Le succès de la mise en œuvre des stratégies et des plans décrits dans la déclaration politique adoptée à l'ONU et dans la Feuille de route pour la tuberculose zoonotique implique une large participation des vétérinaires, des responsables de la santé publique, des spécialistes de la faune, des chercheurs et des citoyens en général pour sensibiliser à la menace que constitue la tuberculose bovine et zoonotique et mener des actions coordonnées et multisectorielles pour éradiquer cette maladie.

Avec ses partenaires qui travaillent sur la tuberculose bovine et zoonotique, L'Union demande instamment aux chefs d'État et de gouvernement d'agir de toute urgence pour honorer les engagements pris dans la déclaration politique sur la tuberculose et se tient prête à apporter son aide dans les efforts qui seront entrepris.
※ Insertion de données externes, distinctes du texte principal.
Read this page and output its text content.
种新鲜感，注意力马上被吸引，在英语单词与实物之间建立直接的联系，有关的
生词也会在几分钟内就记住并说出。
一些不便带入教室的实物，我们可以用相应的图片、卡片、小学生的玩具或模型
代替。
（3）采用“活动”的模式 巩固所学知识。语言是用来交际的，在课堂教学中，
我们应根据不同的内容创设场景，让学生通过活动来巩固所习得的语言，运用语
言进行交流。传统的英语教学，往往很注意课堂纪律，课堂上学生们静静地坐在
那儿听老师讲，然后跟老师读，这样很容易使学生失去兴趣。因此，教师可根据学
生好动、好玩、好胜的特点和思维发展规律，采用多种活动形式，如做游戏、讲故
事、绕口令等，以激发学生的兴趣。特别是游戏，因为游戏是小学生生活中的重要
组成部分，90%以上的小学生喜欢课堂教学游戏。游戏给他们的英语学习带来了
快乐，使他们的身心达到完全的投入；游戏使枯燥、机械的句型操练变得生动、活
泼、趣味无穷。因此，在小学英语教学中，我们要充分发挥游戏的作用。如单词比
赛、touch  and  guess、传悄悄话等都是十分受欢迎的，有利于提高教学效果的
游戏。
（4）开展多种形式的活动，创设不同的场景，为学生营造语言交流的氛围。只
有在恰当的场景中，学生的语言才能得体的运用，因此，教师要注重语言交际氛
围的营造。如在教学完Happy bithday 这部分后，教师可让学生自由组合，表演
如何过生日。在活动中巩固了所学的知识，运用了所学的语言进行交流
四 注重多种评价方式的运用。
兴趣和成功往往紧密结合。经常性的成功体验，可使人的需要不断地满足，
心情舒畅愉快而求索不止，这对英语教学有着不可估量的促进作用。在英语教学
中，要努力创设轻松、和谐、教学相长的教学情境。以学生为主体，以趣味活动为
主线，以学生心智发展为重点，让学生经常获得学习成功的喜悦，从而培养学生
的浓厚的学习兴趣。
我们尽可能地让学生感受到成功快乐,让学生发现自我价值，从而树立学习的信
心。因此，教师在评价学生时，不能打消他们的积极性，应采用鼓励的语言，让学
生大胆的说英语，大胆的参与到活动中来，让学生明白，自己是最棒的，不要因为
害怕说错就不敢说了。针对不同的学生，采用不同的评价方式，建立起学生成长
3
Sont reproduits ci-après les paragraphes de la déclaration politique des Nations Unies sur la lutte contre la tuberculose qui traitent de la tuberculose zoonotique et bovine:

Paragraphe 5. [Nous] sommes conscients qu’à haut niveau, d’autres engagements et d’autres appels à des mesures d’intervention, notamment en matière de tuberculose multirésistante et zoonotique, ont été pris et lancés récemment par des organes et des réunions à l’échelle mondiale, régionale et sous-régionale, dont le Sommet de Delhi pour mettre fin à la tuberculose qui s’est tenu du 12 au 17 mars 2018 ;

Paragraphe 17. [Nous] sommes conscients des incidences économiques et sociales considérables, souvent catastrophiques, et du fardeau de la tuberculose pour les personnes atteintes de cette maladie, leurs foyers et les populations concernées, et que le risque et les effets de la tuberculose peuvent varier suivant les conditions démographiques, sociales, économiques et environnementales, et, afin de rendre possible l’élimination de la tuberculose, accordant la priorité, selon qu’il convient, notamment par la participation des collectivités et de la société civile et d’une manière non discriminatoire, aux groupes à haut risque et aux autres personnes qui sont vulnérables ou dans des situations de vulnérabilité, telles que les femmes et les enfants, les populations autochtones, les agents de soins de santé, les migrants, les réfugiés, les personnes déplacées dans leur propre pays, les personnes vivant dans des situations d’urgence complexe, les détenus, les personnes vivant avec le VIH, les toxicomanes, en particulier les usagers de drogues par injection, les mineurs et autres personnes exposées à la silice, les pauvres des zones urbaines et rurales, les populations mal desservies, les personnes sous-alimentées, les personnes exposées à l’insécurité alimentaire, les minorités ethniques, les populations et les collectivités exposées à la tuberculose bovine, les personnes diabétiques, les personnes souffrant de handicaps mentaux et physiques, les personnes présentant des troubles liés à la consommation d’alcool, et les personnes qui consomment du tabac, notant la prévalence plus élevée de la tuberculose parmi les hommes ;

Enfin, on trouvera ci-dessous le paragraphe de la déclaration adoptée le 4 octobre 2018 par les ministres de la santé du G20 à Mar del Plata où sont expressément citées les maladies zoonotiques :

Paragraphe 40. Outre le rôle de premier plan joué par l'OMS, le G20 reconnaît les contributions essentielles apportées par la FAO et l'OIE, notamment dans le cadre de la coopération menée par ces trois organisations pour lutter contre la menace des maladies zoonotiques, améliorer les capacités du secteur de la santé animale et mettre en œuvre des approches multisectorielles fondées sur le concept « Une seule santé » pour renforcer la sécurité sanitaire.